By my reckoning it’s been about a year since I have been a member of the Green Party. It is fair to say that it is one of the less demanding organisations seeking to win state power.
By way of comparison, I frequently see clusters of Jehovah’s Witnesses being ignored by passers by from 8.30 in the morning virtually every day of the week. In Albania, Spain, Italy and London you can spot them a mile off. Groups of young Revolutionary Communists are to be found at bijou farmers’ markets and in depressing urban shopping streets. The SWP go out flyposting come rain or shine.
My main activity in the Greens is looking at the local WhatsApp group and deciding how long to mute it for, though there was quite a nice offer of an unwanted bed and mattress a little while ago. There are also regular invitations to go door knocking on week nights feigning an interest in dog mess and lampposts.
In a year there have been two in person meetings and one of them started half an hour late because the man with the key hadn’t turned up. I dread to think what might go wrong when the moment comes to storm Buckingham Palace.
Most organisations, and I don’t just mean steely-eyed Bolsheviks seeking to overthrow the bourgeois state, but community gardens, pigeon fanciers and archaeologists understand that you need to meet up from time to time to sort things out. For political groups they should be wanting to survey the world situation, look at things that can be done locally and develop an internal life. My experience of even the Labour Party was that it was quite good at this, even if I never worked out who was really pulling the strings.
The bizarre thing is that at the last general election the local Green candidate got 15% of the vote without so much as posting a single tweet.

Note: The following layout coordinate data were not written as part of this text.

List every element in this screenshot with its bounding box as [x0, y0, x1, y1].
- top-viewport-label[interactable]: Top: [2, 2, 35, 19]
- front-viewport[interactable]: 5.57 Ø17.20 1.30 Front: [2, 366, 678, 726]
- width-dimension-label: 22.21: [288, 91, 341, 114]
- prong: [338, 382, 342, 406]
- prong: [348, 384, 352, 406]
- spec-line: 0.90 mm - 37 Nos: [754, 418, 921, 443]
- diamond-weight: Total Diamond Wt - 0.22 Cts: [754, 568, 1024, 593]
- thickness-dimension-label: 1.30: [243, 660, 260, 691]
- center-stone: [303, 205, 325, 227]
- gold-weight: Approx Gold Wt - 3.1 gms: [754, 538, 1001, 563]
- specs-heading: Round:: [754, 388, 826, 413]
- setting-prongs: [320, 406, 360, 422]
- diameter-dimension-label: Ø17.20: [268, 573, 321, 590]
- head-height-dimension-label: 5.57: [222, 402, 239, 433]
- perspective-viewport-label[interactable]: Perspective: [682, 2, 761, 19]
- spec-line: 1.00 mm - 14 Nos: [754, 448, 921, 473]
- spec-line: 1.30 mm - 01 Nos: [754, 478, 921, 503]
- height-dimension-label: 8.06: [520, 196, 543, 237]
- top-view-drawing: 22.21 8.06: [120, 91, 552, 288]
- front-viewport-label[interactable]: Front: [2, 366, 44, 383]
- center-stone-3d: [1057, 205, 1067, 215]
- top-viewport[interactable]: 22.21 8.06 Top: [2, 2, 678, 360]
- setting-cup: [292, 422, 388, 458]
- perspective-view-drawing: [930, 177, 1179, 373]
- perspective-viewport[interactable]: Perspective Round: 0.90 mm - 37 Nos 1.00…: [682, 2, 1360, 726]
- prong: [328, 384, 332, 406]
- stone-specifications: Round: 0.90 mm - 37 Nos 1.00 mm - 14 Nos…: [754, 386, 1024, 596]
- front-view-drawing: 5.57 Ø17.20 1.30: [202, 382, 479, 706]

Back when dinosaurs walked the earth, loads of us worked our socks off for a very good and locally prominent candidate who didn’t even get 5% of the vote for the Socialist Alliance.
By contrast, Reform is putting a lot of effort into building branch structures and local organisations. On paper there is not a huge amount of difference between the Green and Corbyn programmes, but at least Corbynistas understood the importance of meeting up with each other, having a beer or five, engaging with political opponents and the rest of society. The Green methodology is rather more homeopathic than I am used to.